Third Person(s) He or she is

They or we are

First Person I have

Second Person You have

Third Person(s) He or she has

They or we have

Since irregular verbs have no clear rules, the only way to learn them is to become familiar with them.

Example of Irregular Verb Usage: Present, Past, and Past Perfect Tense

Present: I go the school today.

Past: I went to school yesterday.

Past Perfect: I had gone to school before I remembered my homework.

Present: I sing in the choir.

Past: I sang in the choir.

Past Perfect: I had sung in the choir.

Future Tense:

Sometimes, the action has not taken place but will take place at a later, future date.

Future: Mark will sell his car.

Future Perfect: Mark will have sold his car before he leaves for college.

Future: George will go to work.

Future Perfect: Mark will have gone to work by the time the children are awake.

Past Tense and Past Perfect Tense

The past tense is used for an action that has already taken place.

The past perfect is used for an action that took place Before another action took place.

For example:

Mary worked for the company. (past – Mary used to work there.)

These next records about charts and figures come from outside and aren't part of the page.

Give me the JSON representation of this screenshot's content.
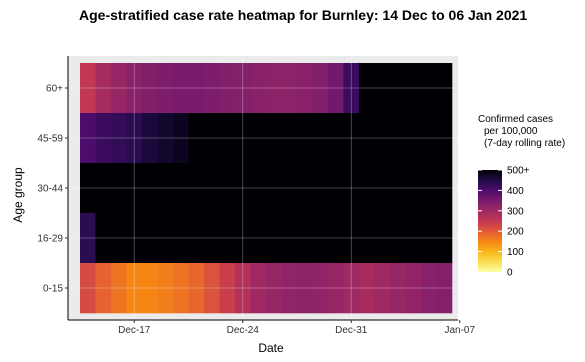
{
  "chart_data": {
    "type": "heatmap",
    "title": "Age-stratified case rate heatmap for Burnley: 14 Dec to 06 Jan 2021",
    "xlabel": "Date",
    "ylabel": "Age group",
    "x_dates": [
      "2020-12-14",
      "2020-12-15",
      "2020-12-16",
      "2020-12-17",
      "2020-12-18",
      "2020-12-19",
      "2020-12-20",
      "2020-12-21",
      "2020-12-22",
      "2020-12-23",
      "2020-12-24",
      "2020-12-25",
      "2020-12-26",
      "2020-12-27",
      "2020-12-28",
      "2020-12-29",
      "2020-12-30",
      "2020-12-31",
      "2021-01-01",
      "2021-01-02",
      "2021-01-03",
      "2021-01-04",
      "2021-01-05",
      "2021-01-06"
    ],
    "x_ticks": [
      {
        "date": "2020-12-17",
        "label": "Dec-17"
      },
      {
        "date": "2020-12-24",
        "label": "Dec-24"
      },
      {
        "date": "2020-12-31",
        "label": "Dec-31"
      },
      {
        "date": "2021-01-07",
        "label": "Jan-07"
      }
    ],
    "age_groups": [
      "0-15",
      "16-29",
      "30-44",
      "45-59",
      "60+"
    ],
    "values": {
      "60+": [
        250,
        290,
        310,
        330,
        340,
        345,
        350,
        350,
        345,
        340,
        335,
        330,
        325,
        325,
        330,
        340,
        360,
        420,
        500,
        500,
        500,
        500,
        500,
        500
      ],
      "45-59": [
        400,
        420,
        430,
        440,
        460,
        470,
        480,
        500,
        500,
        500,
        500,
        500,
        500,
        500,
        500,
        500,
        500,
        500,
        500,
        500,
        500,
        500,
        500,
        500
      ],
      "30-44": [
        500,
        500,
        500,
        500,
        500,
        500,
        500,
        500,
        500,
        500,
        500,
        500,
        500,
        500,
        500,
        500,
        500,
        500,
        500,
        500,
        500,
        500,
        500,
        500
      ],
      "16-29": [
        440,
        500,
        500,
        500,
        500,
        500,
        500,
        500,
        500,
        500,
        500,
        500,
        500,
        500,
        500,
        500,
        500,
        500,
        500,
        500,
        500,
        500,
        500,
        500
      ],
      "0-15": [
        220,
        190,
        170,
        150,
        150,
        160,
        170,
        185,
        210,
        240,
        270,
        300,
        310,
        320,
        325,
        320,
        310,
        300,
        290,
        300,
        310,
        320,
        330,
        335
      ]
    },
    "legend": {
      "title": [
        "Confirmed cases",
        "per 100,000",
        "(7-day rolling rate)"
      ],
      "ticks": [
        500,
        400,
        300,
        200,
        100,
        0
      ],
      "tick_labels": [
        "500+",
        "400",
        "300",
        "200",
        "100",
        "0"
      ],
      "range": [
        0,
        500
      ],
      "placement": "right",
      "colormap": "inferno"
    },
    "grid": true
  }
}
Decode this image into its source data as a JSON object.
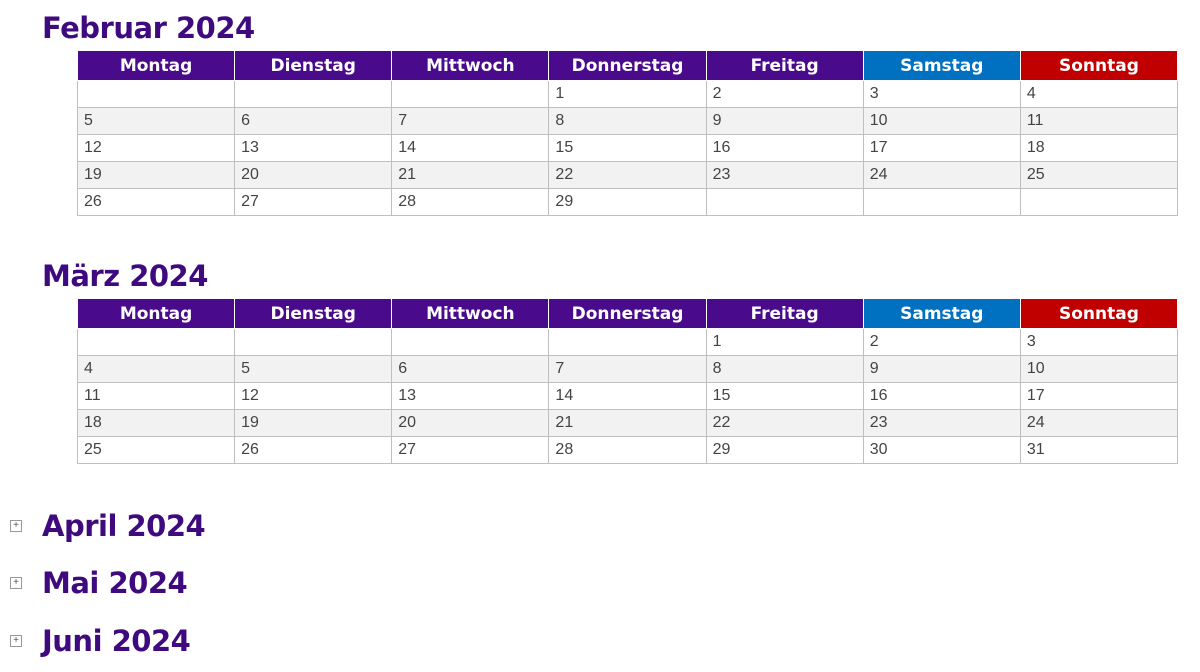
{
  "months": [
    {
      "title": "Februar 2024",
      "header": [
        "Montag",
        "Dienstag",
        "Mittwoch",
        "Donnerstag",
        "Freitag",
        "Samstag",
        "Sonntag"
      ],
      "rows": [
        [
          null,
          null,
          null,
          1,
          2,
          3,
          4
        ],
        [
          5,
          6,
          7,
          8,
          9,
          10,
          11
        ],
        [
          12,
          13,
          14,
          15,
          16,
          17,
          18
        ],
        [
          19,
          20,
          21,
          22,
          23,
          24,
          25
        ],
        [
          26,
          27,
          28,
          29,
          null,
          null,
          null
        ]
      ]
    },
    {
      "title": "März 2024",
      "header": [
        "Montag",
        "Dienstag",
        "Mittwoch",
        "Donnerstag",
        "Freitag",
        "Samstag",
        "Sonntag"
      ],
      "rows": [
        [
          null,
          null,
          null,
          null,
          1,
          2,
          3
        ],
        [
          4,
          5,
          6,
          7,
          8,
          9,
          10
        ],
        [
          11,
          12,
          13,
          14,
          15,
          16,
          17
        ],
        [
          18,
          19,
          20,
          21,
          22,
          23,
          24
        ],
        [
          25,
          26,
          27,
          28,
          29,
          30,
          31
        ]
      ]
    }
  ],
  "collapsed": [
    {
      "title": "April 2024"
    },
    {
      "title": "Mai 2024"
    },
    {
      "title": "Juni 2024"
    }
  ]
}
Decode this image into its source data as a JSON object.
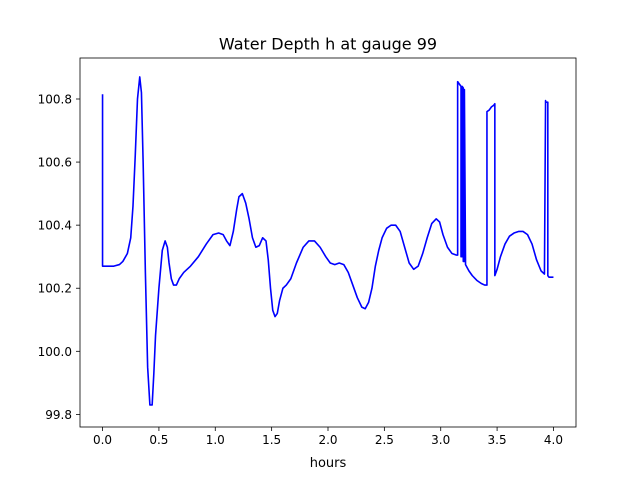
{
  "chart_data": {
    "type": "line",
    "title": "Water Depth h at gauge 99",
    "xlabel": "hours",
    "ylabel": "",
    "xlim": [
      -0.2,
      4.2
    ],
    "ylim": [
      99.76,
      100.93
    ],
    "xticks": [
      0.0,
      0.5,
      1.0,
      1.5,
      2.0,
      2.5,
      3.0,
      3.5,
      4.0
    ],
    "xtick_labels": [
      "0.0",
      "0.5",
      "1.0",
      "1.5",
      "2.0",
      "2.5",
      "3.0",
      "3.5",
      "4.0"
    ],
    "yticks": [
      99.8,
      100.0,
      100.2,
      100.4,
      100.6,
      100.8
    ],
    "ytick_labels": [
      "99.8",
      "100.0",
      "100.2",
      "100.4",
      "100.6",
      "100.8"
    ],
    "grid": false,
    "series": [
      {
        "color": "#0000ff",
        "x": [
          0.0,
          0.0,
          0.001,
          0.05,
          0.1,
          0.15,
          0.18,
          0.22,
          0.25,
          0.27,
          0.29,
          0.31,
          0.33,
          0.345,
          0.36,
          0.38,
          0.4,
          0.42,
          0.44,
          0.455,
          0.47,
          0.5,
          0.53,
          0.555,
          0.575,
          0.59,
          0.61,
          0.63,
          0.655,
          0.68,
          0.72,
          0.78,
          0.85,
          0.92,
          0.98,
          1.03,
          1.07,
          1.1,
          1.13,
          1.16,
          1.19,
          1.21,
          1.24,
          1.27,
          1.3,
          1.33,
          1.36,
          1.39,
          1.42,
          1.45,
          1.47,
          1.49,
          1.51,
          1.53,
          1.55,
          1.57,
          1.6,
          1.63,
          1.67,
          1.72,
          1.78,
          1.83,
          1.88,
          1.93,
          1.98,
          2.02,
          2.06,
          2.1,
          2.14,
          2.18,
          2.22,
          2.26,
          2.3,
          2.33,
          2.36,
          2.39,
          2.42,
          2.45,
          2.48,
          2.52,
          2.56,
          2.6,
          2.64,
          2.68,
          2.72,
          2.76,
          2.8,
          2.84,
          2.88,
          2.92,
          2.96,
          2.99,
          3.02,
          3.06,
          3.1,
          3.14,
          3.15,
          3.15,
          3.16,
          3.18,
          3.18,
          3.19,
          3.19,
          3.2,
          3.2,
          3.21,
          3.21,
          3.22,
          3.25,
          3.28,
          3.32,
          3.36,
          3.39,
          3.41,
          3.41,
          3.43,
          3.45,
          3.47,
          3.48,
          3.48,
          3.5,
          3.53,
          3.57,
          3.61,
          3.65,
          3.69,
          3.73,
          3.77,
          3.81,
          3.85,
          3.89,
          3.92,
          3.93,
          3.93,
          3.95,
          3.95,
          3.96,
          3.97,
          4.0
        ],
        "y": [
          100.815,
          100.27,
          100.27,
          100.27,
          100.27,
          100.275,
          100.285,
          100.31,
          100.36,
          100.46,
          100.62,
          100.8,
          100.87,
          100.82,
          100.6,
          100.25,
          99.95,
          99.83,
          99.83,
          99.93,
          100.05,
          100.2,
          100.32,
          100.35,
          100.33,
          100.28,
          100.23,
          100.21,
          100.21,
          100.23,
          100.25,
          100.27,
          100.3,
          100.34,
          100.37,
          100.375,
          100.37,
          100.35,
          100.335,
          100.38,
          100.45,
          100.49,
          100.5,
          100.47,
          100.42,
          100.36,
          100.33,
          100.335,
          100.36,
          100.35,
          100.29,
          100.2,
          100.13,
          100.11,
          100.12,
          100.16,
          100.2,
          100.21,
          100.23,
          100.28,
          100.33,
          100.35,
          100.35,
          100.33,
          100.3,
          100.28,
          100.275,
          100.28,
          100.275,
          100.25,
          100.21,
          100.17,
          100.14,
          100.135,
          100.155,
          100.2,
          100.27,
          100.32,
          100.36,
          100.39,
          100.4,
          100.4,
          100.38,
          100.33,
          100.28,
          100.26,
          100.27,
          100.31,
          100.36,
          100.405,
          100.42,
          100.41,
          100.37,
          100.33,
          100.31,
          100.305,
          100.305,
          100.855,
          100.85,
          100.84,
          100.3,
          100.3,
          100.84,
          100.835,
          100.285,
          100.285,
          100.83,
          100.275,
          100.255,
          100.24,
          100.225,
          100.215,
          100.21,
          100.21,
          100.76,
          100.765,
          100.775,
          100.78,
          100.785,
          100.24,
          100.26,
          100.3,
          100.34,
          100.365,
          100.375,
          100.38,
          100.38,
          100.37,
          100.34,
          100.29,
          100.255,
          100.245,
          100.795,
          100.79,
          100.79,
          100.24,
          100.235,
          100.235,
          100.235
        ]
      }
    ]
  }
}
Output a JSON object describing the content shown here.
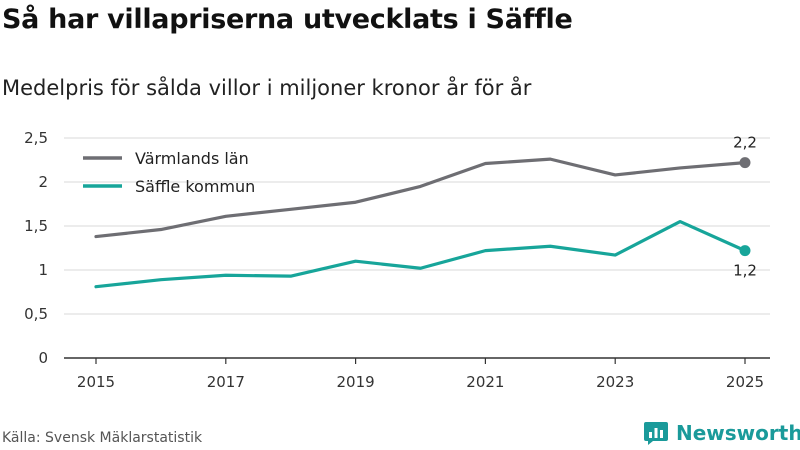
{
  "title": "Så har villapriserna utvecklats i Säffle",
  "subtitle": "Medelpris för sålda villor i miljoner kronor år för år",
  "source": "Källa: Svensk Mäklarstatistik",
  "brand": {
    "name": "Newsworthy",
    "icon": "newsworthy-logo-icon",
    "color": "#1a9a9a"
  },
  "chart_data": {
    "type": "line",
    "x": [
      2015,
      2016,
      2017,
      2018,
      2019,
      2020,
      2021,
      2022,
      2023,
      2024,
      2025
    ],
    "xticks": [
      "2015",
      "2017",
      "2019",
      "2021",
      "2023",
      "2025"
    ],
    "yticks": [
      "0",
      "0,5",
      "1",
      "1,5",
      "2",
      "2,5"
    ],
    "ylim": [
      0,
      2.5
    ],
    "grid": true,
    "legend_position": "top-left",
    "series": [
      {
        "name": "Värmlands län",
        "color": "#6e6e73",
        "values": [
          1.38,
          1.46,
          1.61,
          1.69,
          1.77,
          1.95,
          2.21,
          2.26,
          2.08,
          2.16,
          2.22
        ],
        "end_label": "2,2"
      },
      {
        "name": "Säffle kommun",
        "color": "#17a59a",
        "values": [
          0.81,
          0.89,
          0.94,
          0.93,
          1.1,
          1.02,
          1.22,
          1.27,
          1.17,
          1.55,
          1.22
        ],
        "end_label": "1,2"
      }
    ]
  }
}
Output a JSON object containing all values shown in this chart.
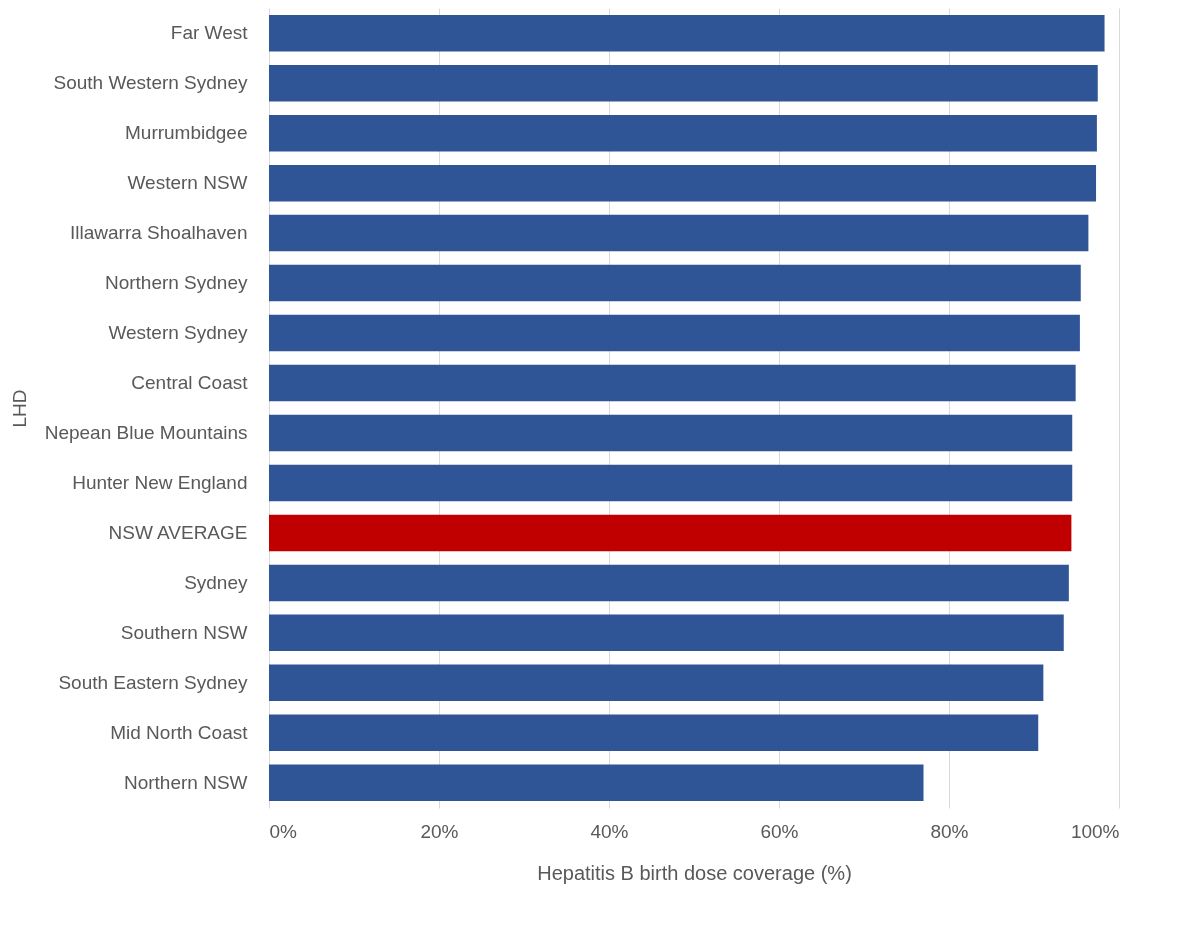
{
  "chart_data": {
    "type": "bar",
    "orientation": "horizontal",
    "xlabel": "Hepatitis B birth dose coverage (%)",
    "ylabel": "LHD",
    "categories": [
      "Far West",
      "South Western Sydney",
      "Murrumbidgee",
      "Western NSW",
      "Illawarra Shoalhaven",
      "Northern Sydney",
      "Western Sydney",
      "Central Coast",
      "Nepean Blue Mountains",
      "Hunter New England",
      "NSW AVERAGE",
      "Sydney",
      "Southern NSW",
      "South Eastern Sydney",
      "Mid North Coast",
      "Northern NSW"
    ],
    "values": [
      98.3,
      97.5,
      97.4,
      97.3,
      96.4,
      95.5,
      95.4,
      94.9,
      94.5,
      94.5,
      94.4,
      94.1,
      93.5,
      91.1,
      90.5,
      77.0
    ],
    "colors": [
      "#2f5597",
      "#2f5597",
      "#2f5597",
      "#2f5597",
      "#2f5597",
      "#2f5597",
      "#2f5597",
      "#2f5597",
      "#2f5597",
      "#2f5597",
      "#c00000",
      "#2f5597",
      "#2f5597",
      "#2f5597",
      "#2f5597",
      "#2f5597"
    ],
    "xlim": [
      0,
      100
    ],
    "xticks": [
      {
        "value": 0,
        "label": "0%"
      },
      {
        "value": 20,
        "label": "20%"
      },
      {
        "value": 40,
        "label": "40%"
      },
      {
        "value": 60,
        "label": "60%"
      },
      {
        "value": 80,
        "label": "80%"
      },
      {
        "value": 100,
        "label": "100%"
      }
    ],
    "grid": "x"
  }
}
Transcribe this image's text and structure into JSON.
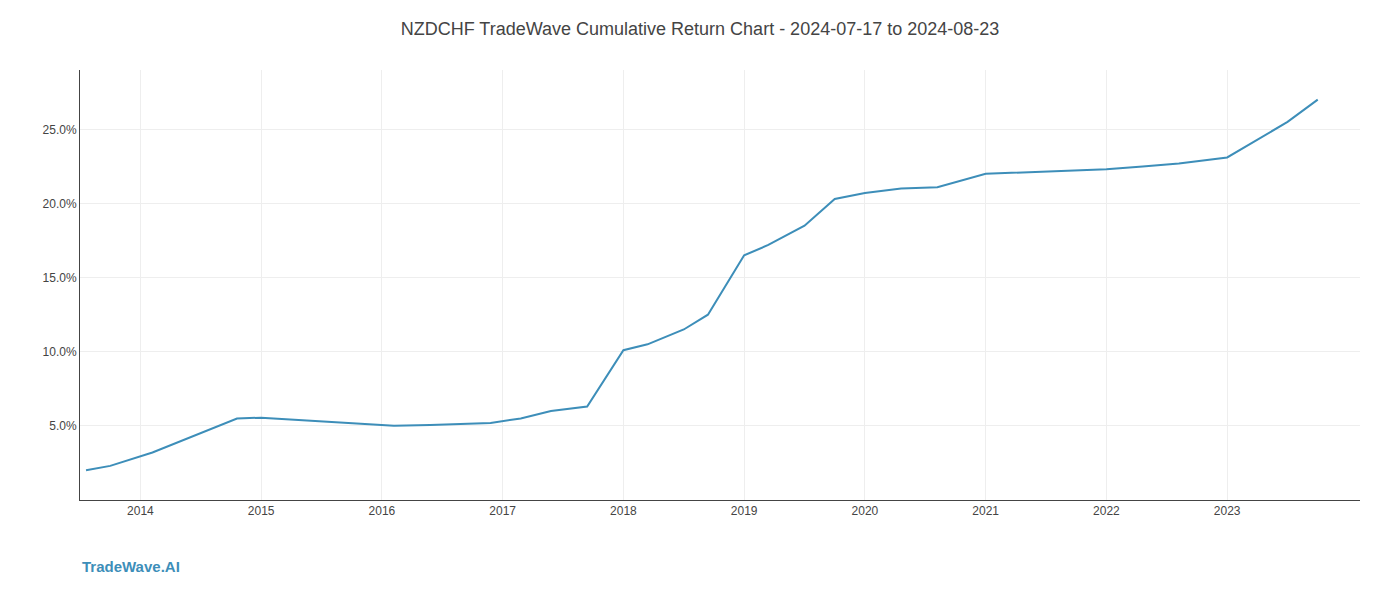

Mary had worked for the company before she retired. (retired is a past tense; had worked is past perfect because the action happened Before the past action)

Noun/Verb Coordination:

A singular noun takes a singular verb, and a plural noun takes a plural verb. However, it is not always clear whether the noun is plural or singular.

For example:

The designs are beautiful.

The design is beautiful.

The design of the buildings is beautiful.

Their thick skin is easier to peel than some other oranges.

All of the meat is gone.

In the third example, the subject noun is design, which is singular and therefore has a singular verb.

In the fourth example, the verb ‘is’ refers to the noun ‘skin.’

In the fifth example, meat is a singular noun.

Coordinating the noun to the verb can get tricky.

For example:

The problem was the cars that blocked the driveway.

The singular verb was in this instance refers to the word problem, a singular noun, and not the plural noun cars. Make sure you know to what the verb is referring.

The meal that the children ate was delicious.

The singular verb was refers to the singular noun meal.

The problem was the cars that were blocking the driveway.

Note: Was refers to problem, and were refers to cars.